Now for the programming part.

  1. The recursive definition:

    (* If we try to use Definition, we get fact is not defined *)
    (* Coq provides a special syntax Fixpoint for recursion *)
    Fixpoint fact (n:nat) : nat :=
      match n with
        | S n => S n * fact n
        | 0 => 1
    end.
    
  2. Evaluate and prove fact(3) = 6

    Compute (fact 3).
     
    Theorem fact_3_eq_6 : (fact 3 = 6).
    Proof.
      simpl.           (* Evaluate fact 3 = 6 *)
      exact eq_refl.   (* 6 = 6 is exactly reflexivity *)
    Qed.
    
  3. We start our lemma as follows:

    Require Import Coq.Arith.Plus.
    
    Lemma x_plus_y_gt_0 : (forall x y : nat, x > 0 -> x + y > 0).
    Proof.
      intros x y.
      intros x_gt_0.
      unfold gt.           (* Convert x + y > 0 to 0 < x + y *) 
      unfold gt in x_gt_0. (* Convert x_gt_0 : x > 0 to x_gt_0 : 0 < x *)
      (* We have that Theorem lt_plus_trans n m p : n < m -> n < m + p *)
      (* So we feed 0, x, y to match the arguments, and additionally pass x_gt_0 to match the n < m part *)
      exact (lt_plus_trans 0 x y x_gt_0).
    Qed.
    

    Nothing new going on here. But, we can try to be smart, and try to rewrite the lemma as:

    Require Import Omega.
    
    Lemma x_plus_y_gt_0 : (forall x y : nat, x > 0 -> x + y > 0).
    Proof.
      intros x y.
      omega.
    Qed.
    

    The new thing we can notice here is the usage of the omega tactic.

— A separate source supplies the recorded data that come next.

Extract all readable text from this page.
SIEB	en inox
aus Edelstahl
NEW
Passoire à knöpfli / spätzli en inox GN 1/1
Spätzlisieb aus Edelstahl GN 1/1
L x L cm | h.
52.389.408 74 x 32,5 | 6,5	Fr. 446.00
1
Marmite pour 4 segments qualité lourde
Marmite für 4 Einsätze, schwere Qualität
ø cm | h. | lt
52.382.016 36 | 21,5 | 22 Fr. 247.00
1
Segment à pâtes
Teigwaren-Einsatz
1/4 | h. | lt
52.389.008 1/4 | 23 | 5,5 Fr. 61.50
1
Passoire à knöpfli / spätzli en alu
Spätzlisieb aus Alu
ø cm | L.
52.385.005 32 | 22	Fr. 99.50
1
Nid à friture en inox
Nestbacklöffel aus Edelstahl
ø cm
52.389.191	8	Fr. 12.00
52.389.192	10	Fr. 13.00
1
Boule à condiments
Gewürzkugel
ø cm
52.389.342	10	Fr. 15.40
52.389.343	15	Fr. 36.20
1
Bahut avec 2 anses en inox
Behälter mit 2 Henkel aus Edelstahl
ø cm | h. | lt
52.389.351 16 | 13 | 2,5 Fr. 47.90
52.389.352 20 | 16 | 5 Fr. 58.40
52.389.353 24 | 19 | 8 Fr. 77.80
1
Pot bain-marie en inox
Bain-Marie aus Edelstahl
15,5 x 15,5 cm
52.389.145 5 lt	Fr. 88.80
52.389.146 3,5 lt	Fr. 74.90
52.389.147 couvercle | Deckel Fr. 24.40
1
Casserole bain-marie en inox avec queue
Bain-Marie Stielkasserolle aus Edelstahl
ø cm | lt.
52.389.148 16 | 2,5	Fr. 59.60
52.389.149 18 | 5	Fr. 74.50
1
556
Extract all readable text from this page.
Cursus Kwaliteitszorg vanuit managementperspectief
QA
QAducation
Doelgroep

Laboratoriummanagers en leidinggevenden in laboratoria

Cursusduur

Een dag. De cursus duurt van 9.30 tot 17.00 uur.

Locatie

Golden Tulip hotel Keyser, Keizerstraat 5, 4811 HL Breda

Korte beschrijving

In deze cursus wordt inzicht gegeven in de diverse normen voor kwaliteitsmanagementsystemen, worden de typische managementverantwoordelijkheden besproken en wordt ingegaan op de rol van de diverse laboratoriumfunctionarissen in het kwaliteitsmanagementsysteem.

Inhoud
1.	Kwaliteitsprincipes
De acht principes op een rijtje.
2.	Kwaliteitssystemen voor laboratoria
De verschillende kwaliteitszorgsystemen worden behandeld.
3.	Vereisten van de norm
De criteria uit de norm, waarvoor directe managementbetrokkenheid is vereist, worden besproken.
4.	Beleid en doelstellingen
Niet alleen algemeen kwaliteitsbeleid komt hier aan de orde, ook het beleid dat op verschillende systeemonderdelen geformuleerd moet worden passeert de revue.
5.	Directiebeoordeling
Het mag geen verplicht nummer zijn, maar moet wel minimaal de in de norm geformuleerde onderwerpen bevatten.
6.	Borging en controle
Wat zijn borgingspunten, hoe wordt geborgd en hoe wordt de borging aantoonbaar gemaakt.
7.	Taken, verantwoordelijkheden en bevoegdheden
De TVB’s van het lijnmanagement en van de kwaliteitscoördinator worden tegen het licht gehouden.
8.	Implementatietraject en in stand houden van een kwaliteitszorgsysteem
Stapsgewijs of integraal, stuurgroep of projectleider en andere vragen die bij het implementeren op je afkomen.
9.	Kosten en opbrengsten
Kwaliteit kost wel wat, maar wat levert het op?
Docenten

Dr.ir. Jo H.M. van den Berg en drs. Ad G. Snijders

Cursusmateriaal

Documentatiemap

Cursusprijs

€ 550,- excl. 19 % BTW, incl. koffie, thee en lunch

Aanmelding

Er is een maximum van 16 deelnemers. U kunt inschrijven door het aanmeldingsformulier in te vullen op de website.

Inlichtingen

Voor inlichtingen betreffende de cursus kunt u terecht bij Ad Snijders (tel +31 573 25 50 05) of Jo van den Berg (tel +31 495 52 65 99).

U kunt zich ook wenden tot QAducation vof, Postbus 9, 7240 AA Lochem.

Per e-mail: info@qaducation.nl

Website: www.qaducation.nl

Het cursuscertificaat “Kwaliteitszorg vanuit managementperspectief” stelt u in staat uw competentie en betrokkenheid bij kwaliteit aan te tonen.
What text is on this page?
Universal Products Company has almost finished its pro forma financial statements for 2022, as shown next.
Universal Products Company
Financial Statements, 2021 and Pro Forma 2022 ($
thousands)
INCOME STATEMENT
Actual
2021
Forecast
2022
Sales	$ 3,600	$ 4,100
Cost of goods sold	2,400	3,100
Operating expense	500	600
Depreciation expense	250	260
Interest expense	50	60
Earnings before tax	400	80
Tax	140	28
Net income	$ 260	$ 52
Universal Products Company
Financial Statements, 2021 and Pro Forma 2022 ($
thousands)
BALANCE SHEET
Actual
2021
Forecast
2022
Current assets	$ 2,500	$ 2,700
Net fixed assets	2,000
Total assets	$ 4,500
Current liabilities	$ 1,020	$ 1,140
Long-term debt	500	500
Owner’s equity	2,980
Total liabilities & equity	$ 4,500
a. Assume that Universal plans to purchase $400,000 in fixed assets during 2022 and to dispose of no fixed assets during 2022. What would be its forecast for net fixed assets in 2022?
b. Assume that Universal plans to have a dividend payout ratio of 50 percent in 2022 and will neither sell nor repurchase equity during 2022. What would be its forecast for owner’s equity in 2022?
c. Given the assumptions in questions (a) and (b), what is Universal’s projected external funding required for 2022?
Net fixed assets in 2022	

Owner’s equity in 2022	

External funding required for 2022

    This tactic is an automatic decision procedure for Presburger arithmetic, i.e. it will solve any arithmetic-based proof goal that it understands (and that is true). But note e.g. that it doesn’t understand multiplication.

  4. The actual proof

    Theorem fact_gt_0 : (forall n : nat, fact n > 0).
    Proof.
      intros n.
      induction n.
      (* Base case *)
        simpl.          (* At this point we have fact 0 > 0, simplify to get 1 > 0 *)
        exact (le_n 1). (* This is exactly 1 > 0 *)
      (* Inductive step *)
        simpl.          (* Simplify to convert fact(n + 1) > 0 to fact n + n * fact n > 0 *)
                        (* Which is exactly our lemma defined above *)
                        (* We also have IHn : fact n > 0 *)
        (* Feed (fact n), (n * fact n) into x_plus_y_gt_0, and IHn as well for the x > 0 part *)
        exact (x_plus_y_gt_0 (fact n) (n * fact n) IHn).
    Qed.
    

Thus, the complete program:

Require Import Omega.

(* If we try to use Definition, we get fact is not defined *)
(* Coq provides a special syntax Fixpoint for recursion *)
Fixpoint fact (n:nat) : nat :=
  match n with
    | S n => S n * fact n
    | 0 => 1
end.

Compute (fact 3).

Theorem fact_3_eq_6 : (fact 3 = 6).
Proof.
  simpl.           (* Evaluate fact 3 = 6 *)
  exact eq_refl.   (* 6 = 6 is exactly reflexivity *)
Qed.

Lemma x_plus_y_gt_0 : (forall x y : nat, x > 0 -> x + y > 0).
Proof.
  intros x y.
  omega.
Qed.

Theorem fact_gt_0 : (forall n : nat, fact n > 0).
Proof.
  intros n.
  induction n.
  (* Base case *)
    simpl.          (* At this point we have fact 0 > 0, simplify to get 1 > 0 *)
    exact (le_n 1). (* This is exactly 1 > 0 *)
  (* Inductive step *)
    simpl.          (* Simplify to convert fact(n + 1) > 0 to fact n + n * fact n > 0 *)
                    (* Which is exactly our lemma defined above *)
                    (* We also have IHn : fact n > 0 *)
    (* Feed (fact n), (n * fact n) into x_plus_y_gt_0, and IHn as well for the x > 0 part *)
    exact (x_plus_y_gt_0 (fact n) (n * fact n) IHn).
Qed.

As a conclusion from the examples above, we can say that Coq with its type mechanism provides a neat way for us to reason about properties of our programs.